Pear and Cranberry Crisp

Servings: 6



Ingredients:

  • 1 cup all-purpose flour
  • 2/3 cup firmly packed light brown sugar
  • 1/2 cup old-fashioned oats
  • 1/4 teaspoon salt
  • 8 tablespoons (1 stick) chilled unsalted butter or margarine, cut into pieces
  • Fruit Filling
    • 7 large slightly under-ripe pears (about 31/2 pounds), peeled, cored, and each cut lengthwise into eight slices
    • 1 cup fresh or frozen cranberries
    • 1/2 cup sugar
    • 2 tablespoons all-purpose flour
    • 1/2 teaspoon ground cinnamon
    • 1/4 teaspoon ground ginger
    • Vanilla ice cream (optional)


    Preparation:

    Place a rack in the middle of the oven and preheat to 350ºF. Butter an 8-inch square baking dish with 2-inch sides.

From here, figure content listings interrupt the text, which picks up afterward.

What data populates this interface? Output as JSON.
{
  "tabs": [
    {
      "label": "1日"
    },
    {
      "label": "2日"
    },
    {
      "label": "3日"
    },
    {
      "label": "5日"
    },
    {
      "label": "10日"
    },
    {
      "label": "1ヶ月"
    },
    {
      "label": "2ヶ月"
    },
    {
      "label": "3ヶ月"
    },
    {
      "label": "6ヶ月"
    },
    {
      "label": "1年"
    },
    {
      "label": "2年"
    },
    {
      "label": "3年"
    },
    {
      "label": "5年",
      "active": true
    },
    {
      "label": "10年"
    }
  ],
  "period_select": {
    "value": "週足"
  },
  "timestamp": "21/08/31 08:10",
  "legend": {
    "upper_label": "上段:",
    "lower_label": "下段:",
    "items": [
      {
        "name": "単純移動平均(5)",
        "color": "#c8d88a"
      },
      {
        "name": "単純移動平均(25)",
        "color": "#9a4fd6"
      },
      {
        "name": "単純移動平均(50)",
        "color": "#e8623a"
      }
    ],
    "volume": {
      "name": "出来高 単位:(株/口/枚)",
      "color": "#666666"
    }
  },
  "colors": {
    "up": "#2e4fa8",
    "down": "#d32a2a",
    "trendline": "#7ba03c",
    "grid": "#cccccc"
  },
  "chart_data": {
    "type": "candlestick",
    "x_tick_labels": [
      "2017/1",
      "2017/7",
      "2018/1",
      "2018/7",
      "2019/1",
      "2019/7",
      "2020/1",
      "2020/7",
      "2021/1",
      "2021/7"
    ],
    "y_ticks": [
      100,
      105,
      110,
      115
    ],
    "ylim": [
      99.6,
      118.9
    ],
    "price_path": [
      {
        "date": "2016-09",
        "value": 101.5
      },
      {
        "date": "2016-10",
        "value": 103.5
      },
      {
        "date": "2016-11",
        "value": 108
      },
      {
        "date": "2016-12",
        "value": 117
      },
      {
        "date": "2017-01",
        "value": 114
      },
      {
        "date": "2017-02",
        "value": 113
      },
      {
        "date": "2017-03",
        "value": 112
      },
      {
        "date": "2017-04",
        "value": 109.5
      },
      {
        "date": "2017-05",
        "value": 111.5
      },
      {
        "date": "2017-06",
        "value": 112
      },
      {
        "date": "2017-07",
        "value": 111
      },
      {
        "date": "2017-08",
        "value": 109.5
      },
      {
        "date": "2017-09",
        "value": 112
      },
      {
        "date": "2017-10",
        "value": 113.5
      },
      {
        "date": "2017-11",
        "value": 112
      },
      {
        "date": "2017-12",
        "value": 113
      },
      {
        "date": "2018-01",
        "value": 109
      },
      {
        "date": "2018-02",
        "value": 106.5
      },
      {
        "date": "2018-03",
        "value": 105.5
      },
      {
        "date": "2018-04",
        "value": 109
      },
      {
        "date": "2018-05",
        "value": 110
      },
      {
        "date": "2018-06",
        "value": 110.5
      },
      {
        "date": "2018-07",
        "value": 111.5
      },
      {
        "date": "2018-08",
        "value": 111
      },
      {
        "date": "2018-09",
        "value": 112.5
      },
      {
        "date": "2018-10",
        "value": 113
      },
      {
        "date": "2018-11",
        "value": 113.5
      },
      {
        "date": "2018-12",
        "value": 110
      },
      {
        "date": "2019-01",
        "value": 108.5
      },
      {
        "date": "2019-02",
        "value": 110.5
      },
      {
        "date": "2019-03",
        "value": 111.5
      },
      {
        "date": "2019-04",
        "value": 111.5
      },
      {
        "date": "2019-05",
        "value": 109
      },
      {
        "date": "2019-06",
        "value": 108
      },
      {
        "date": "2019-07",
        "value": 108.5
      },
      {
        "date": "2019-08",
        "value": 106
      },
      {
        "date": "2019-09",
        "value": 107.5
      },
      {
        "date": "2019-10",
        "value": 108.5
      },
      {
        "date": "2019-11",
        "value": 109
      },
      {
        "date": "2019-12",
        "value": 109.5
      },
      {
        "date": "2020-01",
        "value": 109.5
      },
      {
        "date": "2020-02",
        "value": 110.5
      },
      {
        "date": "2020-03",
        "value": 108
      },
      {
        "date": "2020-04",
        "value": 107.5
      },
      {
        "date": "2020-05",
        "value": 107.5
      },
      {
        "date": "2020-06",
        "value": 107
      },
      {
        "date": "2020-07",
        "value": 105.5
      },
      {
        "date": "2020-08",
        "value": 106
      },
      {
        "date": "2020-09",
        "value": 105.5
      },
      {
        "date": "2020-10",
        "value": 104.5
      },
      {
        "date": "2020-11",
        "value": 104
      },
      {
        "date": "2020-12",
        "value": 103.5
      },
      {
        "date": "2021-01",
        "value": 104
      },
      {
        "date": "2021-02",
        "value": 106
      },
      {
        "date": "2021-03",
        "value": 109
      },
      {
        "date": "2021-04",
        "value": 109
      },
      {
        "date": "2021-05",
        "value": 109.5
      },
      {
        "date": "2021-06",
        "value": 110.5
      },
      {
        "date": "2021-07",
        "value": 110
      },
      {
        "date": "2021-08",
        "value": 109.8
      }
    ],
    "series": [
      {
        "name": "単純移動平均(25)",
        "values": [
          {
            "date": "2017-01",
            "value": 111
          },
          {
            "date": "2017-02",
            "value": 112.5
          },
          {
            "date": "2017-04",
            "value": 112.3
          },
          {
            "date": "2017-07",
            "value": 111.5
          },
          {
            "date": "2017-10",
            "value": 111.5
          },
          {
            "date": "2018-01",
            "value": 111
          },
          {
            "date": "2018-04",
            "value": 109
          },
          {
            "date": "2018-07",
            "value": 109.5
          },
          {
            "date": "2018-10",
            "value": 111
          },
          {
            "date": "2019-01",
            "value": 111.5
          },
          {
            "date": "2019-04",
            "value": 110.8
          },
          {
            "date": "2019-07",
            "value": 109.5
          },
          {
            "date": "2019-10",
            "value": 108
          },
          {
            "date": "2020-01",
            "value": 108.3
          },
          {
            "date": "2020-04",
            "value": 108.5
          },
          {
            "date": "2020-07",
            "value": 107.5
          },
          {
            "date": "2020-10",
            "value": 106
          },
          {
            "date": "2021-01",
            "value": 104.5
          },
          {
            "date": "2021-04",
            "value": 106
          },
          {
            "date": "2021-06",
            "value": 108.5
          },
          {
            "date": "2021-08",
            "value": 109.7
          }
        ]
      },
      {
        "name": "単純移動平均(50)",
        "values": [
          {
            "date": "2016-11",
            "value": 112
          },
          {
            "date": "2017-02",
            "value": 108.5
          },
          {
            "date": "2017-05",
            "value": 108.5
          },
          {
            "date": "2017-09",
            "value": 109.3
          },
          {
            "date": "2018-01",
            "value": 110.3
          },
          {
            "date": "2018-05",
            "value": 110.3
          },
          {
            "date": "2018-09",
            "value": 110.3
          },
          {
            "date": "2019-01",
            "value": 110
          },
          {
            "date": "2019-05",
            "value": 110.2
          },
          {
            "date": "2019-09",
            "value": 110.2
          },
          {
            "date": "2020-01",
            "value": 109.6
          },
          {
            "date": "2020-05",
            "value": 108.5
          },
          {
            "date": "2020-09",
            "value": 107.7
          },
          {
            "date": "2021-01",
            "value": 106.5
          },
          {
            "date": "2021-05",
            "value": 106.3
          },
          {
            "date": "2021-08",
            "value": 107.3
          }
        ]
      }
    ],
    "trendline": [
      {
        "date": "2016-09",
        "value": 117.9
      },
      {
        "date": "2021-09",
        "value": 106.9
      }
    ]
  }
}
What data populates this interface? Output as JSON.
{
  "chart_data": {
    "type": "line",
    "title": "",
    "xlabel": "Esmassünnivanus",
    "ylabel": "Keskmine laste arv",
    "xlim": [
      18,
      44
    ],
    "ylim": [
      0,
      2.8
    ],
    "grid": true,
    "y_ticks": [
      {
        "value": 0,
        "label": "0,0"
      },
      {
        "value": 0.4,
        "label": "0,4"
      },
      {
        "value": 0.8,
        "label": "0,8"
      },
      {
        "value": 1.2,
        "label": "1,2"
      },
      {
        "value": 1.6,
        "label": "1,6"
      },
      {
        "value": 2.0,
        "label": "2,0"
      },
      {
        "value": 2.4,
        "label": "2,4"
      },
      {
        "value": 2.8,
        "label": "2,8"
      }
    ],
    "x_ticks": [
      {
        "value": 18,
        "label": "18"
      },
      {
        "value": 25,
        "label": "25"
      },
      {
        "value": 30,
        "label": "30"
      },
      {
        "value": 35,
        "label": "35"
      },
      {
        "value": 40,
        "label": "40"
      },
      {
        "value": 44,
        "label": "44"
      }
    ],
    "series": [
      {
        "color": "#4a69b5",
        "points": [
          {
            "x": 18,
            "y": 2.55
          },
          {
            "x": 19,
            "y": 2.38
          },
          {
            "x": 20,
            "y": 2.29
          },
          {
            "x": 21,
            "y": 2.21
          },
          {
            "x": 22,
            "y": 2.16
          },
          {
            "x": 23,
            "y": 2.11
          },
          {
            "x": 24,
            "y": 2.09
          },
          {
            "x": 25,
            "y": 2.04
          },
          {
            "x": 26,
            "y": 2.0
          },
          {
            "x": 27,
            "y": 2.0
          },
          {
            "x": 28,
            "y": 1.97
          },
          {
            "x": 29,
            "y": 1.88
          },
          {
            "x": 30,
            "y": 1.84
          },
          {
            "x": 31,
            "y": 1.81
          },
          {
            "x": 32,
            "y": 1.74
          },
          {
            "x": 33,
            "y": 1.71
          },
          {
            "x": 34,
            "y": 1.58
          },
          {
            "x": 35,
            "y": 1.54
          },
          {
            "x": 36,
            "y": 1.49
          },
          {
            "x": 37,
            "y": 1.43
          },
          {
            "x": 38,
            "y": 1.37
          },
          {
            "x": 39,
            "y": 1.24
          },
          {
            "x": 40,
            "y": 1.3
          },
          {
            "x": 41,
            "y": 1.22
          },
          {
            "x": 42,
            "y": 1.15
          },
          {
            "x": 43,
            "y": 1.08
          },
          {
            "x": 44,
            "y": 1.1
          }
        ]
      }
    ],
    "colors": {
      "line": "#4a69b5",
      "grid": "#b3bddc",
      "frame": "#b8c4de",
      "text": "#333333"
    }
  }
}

    To make the topping: In a medium bowl, mix together the flour, brown sugar, oats, and salt. With a pastry blender or two knives used scissor-fashion, cut in the butter until the mixture resembles coarse meal.

    To make the filling: Toss together all the ingredients until well mixed and spoon into the prepared dish. Sprinkle the topping evenly over the filling. Set the dish on a baking sheet to catch any drips. Bake for about 1 hour, or until the topping is golden and the filling thickens and bubbles. Cool at least 20 minutes. Serve with vanilla ice cream, if desired.